The Nomination process itself is fairly simple, though by no means unimportant. Our Constitution states that each candidate’s Nomination Form must be signed by six or more electors who are qualified to vote in the particular constituency in which their candidate seeks to be elected. The candidate being nominated is required to make a deposit of EC$500.00 to the Treasury, refundable only if the candidate obtains above a requite number of votes. On Monday, some 34 persons turned up at the designated offices and completed this process. This number included 15 candidates each for the incumbent Unity Labour Party (ULP), led by Dr. Ralph Gonsalves, and the New Democratic Party (NDP), led by Dr. Godwin Friday, both lawyers by profession. The remaining four candidates come from the newly formed ………. Party and one independent.
But Monday’s process was not without some surprising legal drama. Two petitions, each bearing 10 signatures, four more than the requisite number of six, were presented in the Northern Grenadines and the East Kingstown constituencies objecting to the eligibility of Dr. Godwin Friday and Fitzgerald Bramble to contest the elections. The objections are based on the charge that both candidates are citizens of Canada, having sworn allegiance to a foreign power thus making their candidacies unconstitutional.
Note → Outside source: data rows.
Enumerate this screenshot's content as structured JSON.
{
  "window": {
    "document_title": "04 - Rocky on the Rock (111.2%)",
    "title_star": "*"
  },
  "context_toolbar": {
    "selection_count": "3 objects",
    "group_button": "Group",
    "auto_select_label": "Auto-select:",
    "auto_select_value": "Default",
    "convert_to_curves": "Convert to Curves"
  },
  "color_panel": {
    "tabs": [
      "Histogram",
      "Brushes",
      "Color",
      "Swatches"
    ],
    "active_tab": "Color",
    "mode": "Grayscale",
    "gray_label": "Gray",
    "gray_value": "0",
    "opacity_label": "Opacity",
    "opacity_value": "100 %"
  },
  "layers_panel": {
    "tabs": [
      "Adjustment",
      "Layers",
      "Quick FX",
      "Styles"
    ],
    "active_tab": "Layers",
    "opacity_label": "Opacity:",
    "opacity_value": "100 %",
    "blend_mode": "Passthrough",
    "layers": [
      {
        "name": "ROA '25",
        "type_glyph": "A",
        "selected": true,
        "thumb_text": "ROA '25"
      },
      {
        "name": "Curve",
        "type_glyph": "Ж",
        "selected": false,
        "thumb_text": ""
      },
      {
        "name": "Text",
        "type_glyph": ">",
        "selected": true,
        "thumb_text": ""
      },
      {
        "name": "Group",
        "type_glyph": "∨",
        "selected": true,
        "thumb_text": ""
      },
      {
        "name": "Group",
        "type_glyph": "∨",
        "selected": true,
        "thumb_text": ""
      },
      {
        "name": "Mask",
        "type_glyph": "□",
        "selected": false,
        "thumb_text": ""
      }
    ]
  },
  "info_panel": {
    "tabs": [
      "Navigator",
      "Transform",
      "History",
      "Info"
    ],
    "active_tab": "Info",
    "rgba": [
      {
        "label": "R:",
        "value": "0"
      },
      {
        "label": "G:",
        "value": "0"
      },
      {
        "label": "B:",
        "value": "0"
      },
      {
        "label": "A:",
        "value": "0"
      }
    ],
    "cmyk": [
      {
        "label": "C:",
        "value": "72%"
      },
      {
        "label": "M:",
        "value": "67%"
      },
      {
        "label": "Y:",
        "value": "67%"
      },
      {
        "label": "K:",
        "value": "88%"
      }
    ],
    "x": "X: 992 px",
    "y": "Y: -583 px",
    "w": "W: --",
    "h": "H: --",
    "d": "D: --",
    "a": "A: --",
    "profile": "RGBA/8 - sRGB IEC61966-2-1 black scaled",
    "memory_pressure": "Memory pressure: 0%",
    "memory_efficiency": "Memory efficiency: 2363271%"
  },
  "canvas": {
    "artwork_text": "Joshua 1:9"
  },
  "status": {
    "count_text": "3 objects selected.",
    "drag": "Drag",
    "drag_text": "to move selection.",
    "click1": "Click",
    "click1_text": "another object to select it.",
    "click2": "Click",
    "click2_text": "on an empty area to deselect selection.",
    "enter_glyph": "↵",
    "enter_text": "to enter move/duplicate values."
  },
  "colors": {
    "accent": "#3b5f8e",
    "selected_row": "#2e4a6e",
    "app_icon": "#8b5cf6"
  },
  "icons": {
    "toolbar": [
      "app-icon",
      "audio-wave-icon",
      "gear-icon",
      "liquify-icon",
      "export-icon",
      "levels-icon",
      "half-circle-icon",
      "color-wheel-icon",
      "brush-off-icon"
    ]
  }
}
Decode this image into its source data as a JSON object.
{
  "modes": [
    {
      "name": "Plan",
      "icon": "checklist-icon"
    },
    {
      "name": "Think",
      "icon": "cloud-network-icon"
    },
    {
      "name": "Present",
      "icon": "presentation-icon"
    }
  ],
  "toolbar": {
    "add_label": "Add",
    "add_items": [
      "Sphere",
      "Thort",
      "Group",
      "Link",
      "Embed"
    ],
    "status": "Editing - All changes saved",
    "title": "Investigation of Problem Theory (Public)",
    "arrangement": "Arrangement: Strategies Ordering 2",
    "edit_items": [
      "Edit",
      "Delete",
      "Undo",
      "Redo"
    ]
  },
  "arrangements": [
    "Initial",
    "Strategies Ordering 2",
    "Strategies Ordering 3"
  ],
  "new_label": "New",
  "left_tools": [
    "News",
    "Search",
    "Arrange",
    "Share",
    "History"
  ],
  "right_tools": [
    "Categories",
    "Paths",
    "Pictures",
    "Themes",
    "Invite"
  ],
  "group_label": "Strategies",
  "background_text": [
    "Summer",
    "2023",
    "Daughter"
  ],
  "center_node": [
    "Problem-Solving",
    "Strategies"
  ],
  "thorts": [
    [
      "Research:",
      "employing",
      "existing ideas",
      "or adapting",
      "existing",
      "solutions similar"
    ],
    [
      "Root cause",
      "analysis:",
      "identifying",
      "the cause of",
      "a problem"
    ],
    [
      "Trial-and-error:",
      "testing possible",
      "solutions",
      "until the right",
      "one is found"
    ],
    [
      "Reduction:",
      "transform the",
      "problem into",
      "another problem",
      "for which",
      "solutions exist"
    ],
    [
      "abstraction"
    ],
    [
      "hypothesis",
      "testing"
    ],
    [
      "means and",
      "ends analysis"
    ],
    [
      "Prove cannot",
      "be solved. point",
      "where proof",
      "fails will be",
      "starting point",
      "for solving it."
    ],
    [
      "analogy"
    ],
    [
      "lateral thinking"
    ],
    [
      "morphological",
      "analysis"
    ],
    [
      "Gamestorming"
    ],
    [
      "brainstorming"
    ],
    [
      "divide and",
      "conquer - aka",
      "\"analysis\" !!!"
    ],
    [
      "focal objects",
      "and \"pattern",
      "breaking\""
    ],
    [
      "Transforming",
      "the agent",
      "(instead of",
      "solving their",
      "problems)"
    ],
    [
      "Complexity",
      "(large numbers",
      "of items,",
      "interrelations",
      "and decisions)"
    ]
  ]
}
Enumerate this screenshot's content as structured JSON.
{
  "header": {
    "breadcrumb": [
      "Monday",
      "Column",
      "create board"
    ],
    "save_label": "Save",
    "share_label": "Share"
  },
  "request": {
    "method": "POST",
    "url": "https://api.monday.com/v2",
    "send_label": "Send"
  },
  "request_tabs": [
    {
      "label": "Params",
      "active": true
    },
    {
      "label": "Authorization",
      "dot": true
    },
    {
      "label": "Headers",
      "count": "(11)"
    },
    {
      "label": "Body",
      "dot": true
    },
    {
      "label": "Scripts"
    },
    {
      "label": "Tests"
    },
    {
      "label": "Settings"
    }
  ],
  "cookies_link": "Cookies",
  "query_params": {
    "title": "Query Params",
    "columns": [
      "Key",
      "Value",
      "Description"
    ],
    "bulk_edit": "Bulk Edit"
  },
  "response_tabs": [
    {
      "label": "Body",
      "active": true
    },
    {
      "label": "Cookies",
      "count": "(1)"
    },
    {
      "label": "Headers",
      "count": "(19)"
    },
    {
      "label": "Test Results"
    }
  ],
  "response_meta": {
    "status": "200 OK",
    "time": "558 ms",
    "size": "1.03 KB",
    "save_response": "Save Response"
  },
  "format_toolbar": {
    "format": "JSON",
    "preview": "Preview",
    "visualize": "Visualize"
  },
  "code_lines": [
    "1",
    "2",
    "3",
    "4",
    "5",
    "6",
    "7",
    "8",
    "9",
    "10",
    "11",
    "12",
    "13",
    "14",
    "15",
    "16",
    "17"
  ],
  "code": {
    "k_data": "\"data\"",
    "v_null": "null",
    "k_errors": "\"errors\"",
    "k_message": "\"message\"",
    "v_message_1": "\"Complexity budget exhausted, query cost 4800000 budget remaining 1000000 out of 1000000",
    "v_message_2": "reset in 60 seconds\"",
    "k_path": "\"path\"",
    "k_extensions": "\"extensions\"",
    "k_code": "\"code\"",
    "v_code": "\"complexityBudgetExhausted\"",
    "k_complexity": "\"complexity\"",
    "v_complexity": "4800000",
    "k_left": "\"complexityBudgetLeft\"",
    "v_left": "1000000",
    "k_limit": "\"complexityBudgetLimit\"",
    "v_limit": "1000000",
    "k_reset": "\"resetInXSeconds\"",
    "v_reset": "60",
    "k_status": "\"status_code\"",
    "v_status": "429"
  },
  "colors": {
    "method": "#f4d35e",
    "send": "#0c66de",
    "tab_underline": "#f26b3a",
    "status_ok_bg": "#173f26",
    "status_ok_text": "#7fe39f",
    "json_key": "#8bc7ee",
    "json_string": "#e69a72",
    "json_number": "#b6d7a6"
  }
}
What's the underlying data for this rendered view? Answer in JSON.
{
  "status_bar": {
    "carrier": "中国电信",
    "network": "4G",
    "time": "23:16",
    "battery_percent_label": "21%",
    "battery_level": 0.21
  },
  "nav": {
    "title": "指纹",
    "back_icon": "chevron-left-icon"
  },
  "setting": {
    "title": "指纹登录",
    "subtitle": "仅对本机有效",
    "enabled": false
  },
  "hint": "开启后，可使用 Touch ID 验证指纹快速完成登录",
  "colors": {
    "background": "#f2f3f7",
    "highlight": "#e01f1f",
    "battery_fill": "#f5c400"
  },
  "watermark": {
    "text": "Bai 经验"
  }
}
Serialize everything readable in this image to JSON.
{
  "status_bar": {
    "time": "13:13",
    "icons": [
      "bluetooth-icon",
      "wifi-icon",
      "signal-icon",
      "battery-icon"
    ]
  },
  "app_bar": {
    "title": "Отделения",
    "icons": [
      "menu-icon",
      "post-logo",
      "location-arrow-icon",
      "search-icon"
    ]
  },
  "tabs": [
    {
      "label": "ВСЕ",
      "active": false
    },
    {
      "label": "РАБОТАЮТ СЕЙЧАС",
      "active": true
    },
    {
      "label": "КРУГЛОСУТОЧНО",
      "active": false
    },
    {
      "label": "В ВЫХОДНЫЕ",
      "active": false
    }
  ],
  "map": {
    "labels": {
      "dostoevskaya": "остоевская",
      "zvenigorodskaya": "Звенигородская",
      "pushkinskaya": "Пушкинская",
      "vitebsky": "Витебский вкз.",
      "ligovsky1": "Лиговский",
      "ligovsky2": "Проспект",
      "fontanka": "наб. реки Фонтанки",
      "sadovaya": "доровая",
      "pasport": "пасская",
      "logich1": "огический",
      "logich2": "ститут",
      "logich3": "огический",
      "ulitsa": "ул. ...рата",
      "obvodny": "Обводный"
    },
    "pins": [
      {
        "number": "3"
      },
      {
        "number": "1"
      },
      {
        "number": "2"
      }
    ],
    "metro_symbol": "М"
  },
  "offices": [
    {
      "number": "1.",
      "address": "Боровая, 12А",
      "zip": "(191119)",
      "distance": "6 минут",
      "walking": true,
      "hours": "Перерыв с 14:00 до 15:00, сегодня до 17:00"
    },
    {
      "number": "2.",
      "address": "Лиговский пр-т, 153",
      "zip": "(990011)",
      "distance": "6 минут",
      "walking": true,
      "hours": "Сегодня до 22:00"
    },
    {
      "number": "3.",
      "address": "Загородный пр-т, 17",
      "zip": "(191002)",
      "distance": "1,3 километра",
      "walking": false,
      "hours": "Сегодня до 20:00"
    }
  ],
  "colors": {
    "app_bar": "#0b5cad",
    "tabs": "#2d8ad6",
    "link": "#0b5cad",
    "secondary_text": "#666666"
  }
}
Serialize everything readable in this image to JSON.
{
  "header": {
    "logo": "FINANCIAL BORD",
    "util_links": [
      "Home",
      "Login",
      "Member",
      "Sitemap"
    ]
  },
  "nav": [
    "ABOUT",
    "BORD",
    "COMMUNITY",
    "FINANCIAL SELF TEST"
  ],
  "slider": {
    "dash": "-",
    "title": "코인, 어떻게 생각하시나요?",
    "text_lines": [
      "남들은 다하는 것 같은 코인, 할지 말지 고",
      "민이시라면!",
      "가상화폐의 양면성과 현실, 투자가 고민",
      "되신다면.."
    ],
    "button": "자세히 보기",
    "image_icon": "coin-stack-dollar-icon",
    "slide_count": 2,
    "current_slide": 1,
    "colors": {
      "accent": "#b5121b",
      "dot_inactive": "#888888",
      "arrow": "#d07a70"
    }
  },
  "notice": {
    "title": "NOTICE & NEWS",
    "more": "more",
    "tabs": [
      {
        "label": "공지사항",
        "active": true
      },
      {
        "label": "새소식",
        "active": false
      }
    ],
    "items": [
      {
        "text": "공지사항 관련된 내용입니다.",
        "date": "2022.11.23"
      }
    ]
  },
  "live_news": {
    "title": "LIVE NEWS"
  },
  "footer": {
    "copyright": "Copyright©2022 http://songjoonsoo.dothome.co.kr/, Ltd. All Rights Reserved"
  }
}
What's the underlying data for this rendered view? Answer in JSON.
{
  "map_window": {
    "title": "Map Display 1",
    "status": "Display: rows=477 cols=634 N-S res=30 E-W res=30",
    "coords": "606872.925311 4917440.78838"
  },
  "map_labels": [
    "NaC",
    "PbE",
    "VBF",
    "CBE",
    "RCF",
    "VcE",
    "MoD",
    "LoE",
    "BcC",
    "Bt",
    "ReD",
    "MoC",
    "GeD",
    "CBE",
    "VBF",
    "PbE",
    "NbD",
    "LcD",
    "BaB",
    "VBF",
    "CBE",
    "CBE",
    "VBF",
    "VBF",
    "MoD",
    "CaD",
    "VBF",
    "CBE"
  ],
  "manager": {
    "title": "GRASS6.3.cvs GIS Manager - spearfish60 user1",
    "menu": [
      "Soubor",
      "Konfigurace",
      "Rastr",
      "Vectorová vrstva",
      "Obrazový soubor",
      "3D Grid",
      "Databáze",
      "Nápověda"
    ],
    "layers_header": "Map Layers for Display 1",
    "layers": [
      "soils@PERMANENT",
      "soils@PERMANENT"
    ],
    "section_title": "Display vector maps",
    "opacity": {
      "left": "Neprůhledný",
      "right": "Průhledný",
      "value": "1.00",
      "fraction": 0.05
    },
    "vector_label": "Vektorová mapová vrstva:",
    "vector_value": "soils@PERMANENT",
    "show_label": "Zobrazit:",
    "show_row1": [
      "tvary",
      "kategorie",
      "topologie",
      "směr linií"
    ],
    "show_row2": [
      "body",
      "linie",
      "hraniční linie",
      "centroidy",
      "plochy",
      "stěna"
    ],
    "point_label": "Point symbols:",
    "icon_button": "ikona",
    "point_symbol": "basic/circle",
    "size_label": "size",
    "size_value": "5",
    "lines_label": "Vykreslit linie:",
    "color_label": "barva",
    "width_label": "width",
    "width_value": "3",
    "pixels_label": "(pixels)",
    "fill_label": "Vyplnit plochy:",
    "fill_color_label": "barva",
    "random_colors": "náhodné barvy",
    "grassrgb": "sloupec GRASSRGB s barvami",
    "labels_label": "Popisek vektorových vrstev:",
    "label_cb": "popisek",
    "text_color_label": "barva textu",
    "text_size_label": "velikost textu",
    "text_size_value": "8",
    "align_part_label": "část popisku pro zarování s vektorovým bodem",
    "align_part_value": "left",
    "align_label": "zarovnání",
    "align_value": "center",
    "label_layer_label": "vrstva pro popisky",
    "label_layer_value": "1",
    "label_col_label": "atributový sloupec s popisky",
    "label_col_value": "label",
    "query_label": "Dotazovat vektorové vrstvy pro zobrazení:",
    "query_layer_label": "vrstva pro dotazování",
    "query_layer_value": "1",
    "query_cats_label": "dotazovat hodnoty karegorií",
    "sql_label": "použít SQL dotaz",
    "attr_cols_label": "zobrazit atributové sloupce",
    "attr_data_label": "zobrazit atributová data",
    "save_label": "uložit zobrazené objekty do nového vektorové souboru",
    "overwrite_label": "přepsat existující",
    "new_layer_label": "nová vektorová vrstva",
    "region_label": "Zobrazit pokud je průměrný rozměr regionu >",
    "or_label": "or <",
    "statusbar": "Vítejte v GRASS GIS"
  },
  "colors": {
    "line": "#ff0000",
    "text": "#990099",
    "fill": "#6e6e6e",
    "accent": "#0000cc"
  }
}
This move has evoked very emotional responses from members of the public. Supporters of the New Democratic Party which see this upcoming poll as theirs to lose, will of course be upset. And this has sparked much hot debate in the public sphere. But are these challenges in themselves unconstitutional?
Our electoral history would show that on September 30, 2016, lawyer Kay Bacchus Baptiste, on instructions of her client Ben Exeter, had written to Sir Louis Straker giving him seven days to prove that he was not a citizen of the United States of America when he had been nominated to contest the Central Leeward constituency, or to demit office. Said letter stated that Bacchus’s clients had instructed her to request Sir Louis’ resignation from Parliament within seven days, or produce proof of having renounced his US citizenship. Failing this, the lawyer’s letter threatened, the matter would have been taken to the High Court.
Sir Louis famously was to ignore the letter for some 573 days until, in an April 26, 2018 exclusive interview with a SEARCHLIGHT reporter, he revealed that he had in fact long renounced his US citizenship since February 1, 1994. He was subsequently elected to Parliament on February, 24 that year. Sir Louis had obviously given up his citizenship to be on the right side of the nation’s Constitution.
These two challenges, brought on Nomination Day, and as bothersome as they might be, are therefore quite in order and in accordance with the Constitution of St.Vincent and the Grenadines. Is the timing an inconvenient issue for the opposition? Certainly, but it does not mean that both candidates will not be allowed to contest the November 27, 2025 general elections. What it signals however, is that post the elections, a successful outcome by both candidates can be met with electoral challenges.
But beyond that, this makes for an interesting constitutional exercise, and tests the limits and our understanding of our constitution as it relates to dual citizenship and participation of candidates in our electoral process. There is precedence in the OECS sub-region of similar challenges being brought against candidates holding two passports. So while we do not think that these challenges would, in a major way, impact on voting patterns or outcomes in the upcoming polls, constitutional lawyers must be already doing their research in anticipation of court action following the November 27 general elections.